At Waterperry, most perennials are welcome in the stock beds, particularly those they wish to propagate from. They advise not to include smotherers, such as Crambe cordifolia as they will just annoy their neighbours. Apart from that the world is your oyster. One could even opt to do it with tulips. Imagine your very own (mini) tulip field ….
To keep plants in the stock beds clean from disease, prevent soil sickness and ensure plants remain vigorous, the beds should be managed in rotation, where varieties are moved around, and beds are planted, dug and rested. At Waterperry, the nursery beds are normally left fallow for at least a season, sometimes even a year when they grassed over, and re-dug a year (or more) later. The gardeners recommended to ensure the beds are generously mulched throughout the rotation process.
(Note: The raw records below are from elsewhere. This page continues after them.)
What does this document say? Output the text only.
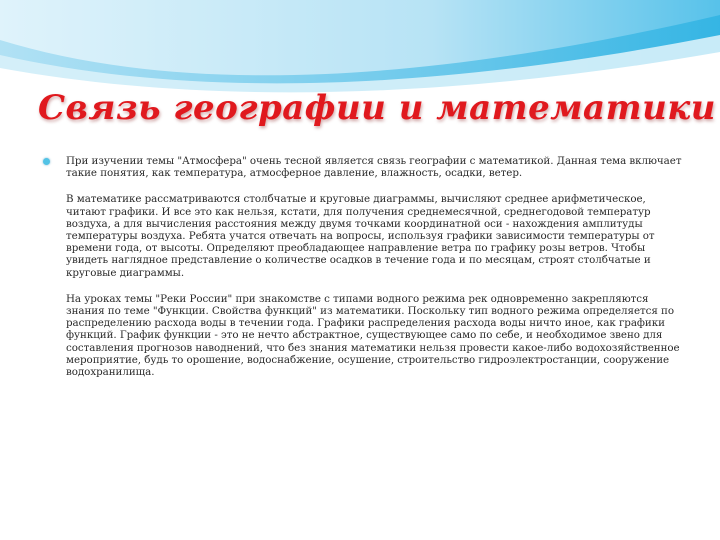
Связь географии и математики

При изучении темы "Атмосфера" очень тесной является связь географии с математикой. Данная тема включает такие понятия, как температура, атмосферное давление, влажность, осадки, ветер.

В математике рассматриваются столбчатые и круговые диаграммы, вычисляют среднее арифметическое, читают графики. И все это как нельзя, кстати, для получения среднемесячной, среднегодовой температур воздуха, а для вычисления расстояния между двумя точками координатной оси - нахождения амплитуды температуры воздуха. Ребята учатся отвечать на вопросы, используя графики зависимости температуры от времени года, от высоты. Определяют преобладающее направление ветра по графику розы ветров. Чтобы увидеть наглядное представление о количестве осадков в течение года и по месяцам, строят столбчатые и круговые диаграммы.

На уроках темы "Реки России" при знакомстве с типами водного режима рек одновременно закрепляются знания по теме "Функции. Свойства функций" из математики. Поскольку тип водного режима определяется по распределению расхода воды в течении года. Графики распределения расхода воды ничто иное, как графики функций. График функции - это не нечто абстрактное, существующее само по себе, и необходимое звено для составления прогнозов наводнений, что без знания математики нельзя провести какое-либо водохозяйственное мероприятие, будь то орошение, водоснабжение, осушение, строительство гидроэлектростанции, сооружение водохранилища.
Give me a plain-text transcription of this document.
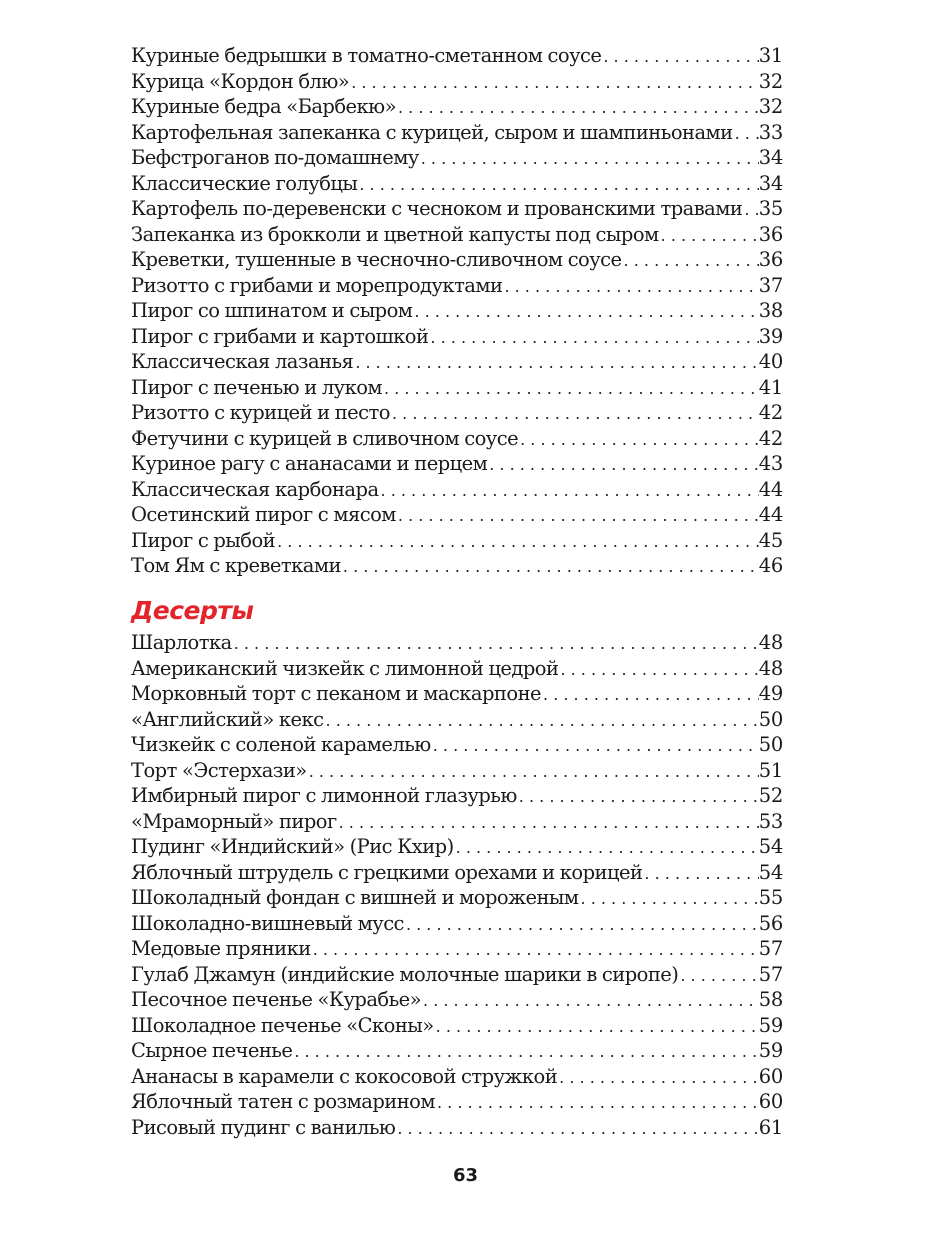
Куриные бедрышки в томатно-сметанном соусе . . .	31
Курица «Кордон блю» . . .	32
Куриные бедра «Барбекю» . . .	32
Картофельная запеканка с курицей, сыром и шампиньонами . . . 33
Бефстроганов по-домашнему . . .	34
Классические голубцы . . .	34
Картофель по-деревенски с чесноком и прованскими травами . . . 35
Запеканка из брокколи и цветной капусты под сыром . . .	36
Креветки, тушенные в чесночно-сливочном соусе . . .	36
Ризотто с грибами и морепродуктами . . .	37
Пирог со шпинатом и сыром . . .	38
Пирог с грибами и картошкой . . .	39
Классическая лазанья . . .	40
Пирог с печенью и луком . . .	41
Ризотто с курицей и песто . . .	42
Фетучини с курицей в сливочном соусе . . .	42
Куриное рагу с ананасами и перцем . . .	43
Классическая карбонара . . .	44
Осетинский пирог с мясом . . .	44
Пирог с рыбой . . .	45
Том Ям с креветками . . .	46
Десерты
Шарлотка . . .	48
Американский чизкейк с лимонной цедрой . . .	48
Морковный торт с пеканом и маскарпоне . . .	49
«Английский» кекс . . .	50
Чизкейк с соленой карамелью . . .	50
Торт «Эстерхази» . . .	51
Имбирный пирог с лимонной глазурью . . .	52
«Мраморный» пирог . . .	53
Пудинг «Индийский» (Рис Кхир) . . .	54
Яблочный штрудель с грецкими орехами и корицей . . .	54
Шоколадный фондан с вишней и мороженым . . .	55
Шоколадно-вишневый мусс . . .	56
Медовые пряники . . .	57
Гулаб Джамун (индийские молочные шарики в сиропе) . . .	57
Песочное печенье «Курабье» . . .	58
Шоколадное печенье «Сконы» . . .	59
Сырное печенье . . .	59
Ананасы в карамели с кокосовой стружкой . . .	60
Яблочный татен с розмарином . . .	60
Рисовый пудинг с ванилью . . .	61
63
Et voila, stock beds for your own home-grown perennials for the garden. Now, if only I knew how to get my hands on one of those most fashionable of practical garments, the Havergal garden smock. There’s an impending trend…..
- Proposal for a regulation of the European Parliament and of the Council on the production and making available on the market of plant reproductive material (plant reproductive material law). Source EUR-LEX.